Die Schaffung eines solchen Raums würde zugleich mehreren strategischen Zielen dienen: der Stärkung der Widerstandsfähigkeit der ukrainischen Wirtschaft, der Diversifizierung der Verkehrsrouten, der Verringerung der Abhängigkeit von einzelnen Häfen und Kanälen, der Einwerbung europäischer Finanzierung und der praktischen Einbindung der Ukraine in das Verkehrssystem der EU.

Schlussfolgerungen

Die Chronologie der Angriffe auf Grenz- und Hafeninfrastruktur im Gebiet der unteren Donau in den Jahren 2023 bis 2026 zeigt das Entstehen eines langfristigen Sicherheitsrisikos für die südwestlichen Verkehrsverbindungen der Ukraine. Besonders aufschlussreich sind die wiederholten Angriffe auf die Fährverbindung Orliwka–Isaccea in den Jahren 2023, 2024, 2025 und 2026 sowie die geografische Ausweitung der im August 2026 unmittelbar beschädigten Grenzübergänge entlang der ukrainisch-moldauischen Grenze.
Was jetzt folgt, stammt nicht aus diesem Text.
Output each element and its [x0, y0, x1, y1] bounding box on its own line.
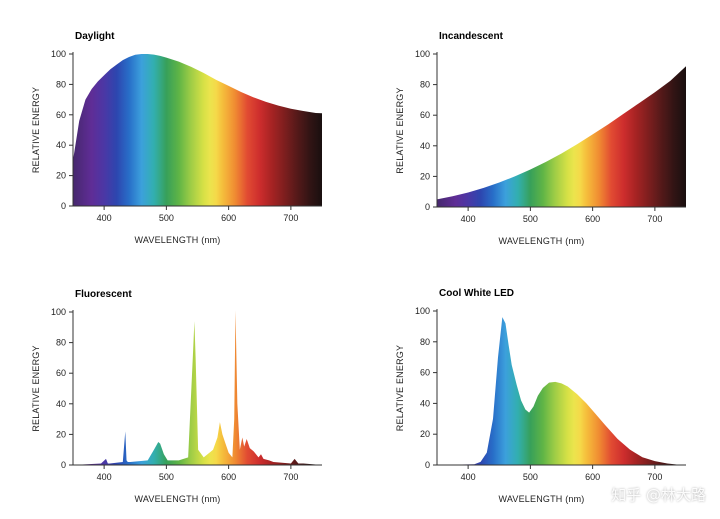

Diese Umstände erfordern den Übergang von einer vorwiegend operativen Reaktion auf einzelne Schadensfälle hin zu einer umfassenden Resilienzplanung für das Verkehrssystem insgesamt. Eine solche Planung sollte Routen- und Kapazitätsredundanz, die Diversifizierung der Infrastruktur, gemeinsame Krisenreaktionsszenarien mit Rumänien und der Republik Moldau sowie den Aufbau eines langfristigen internationalen Mechanismus zur Entwicklung der unteren Donau umfassen.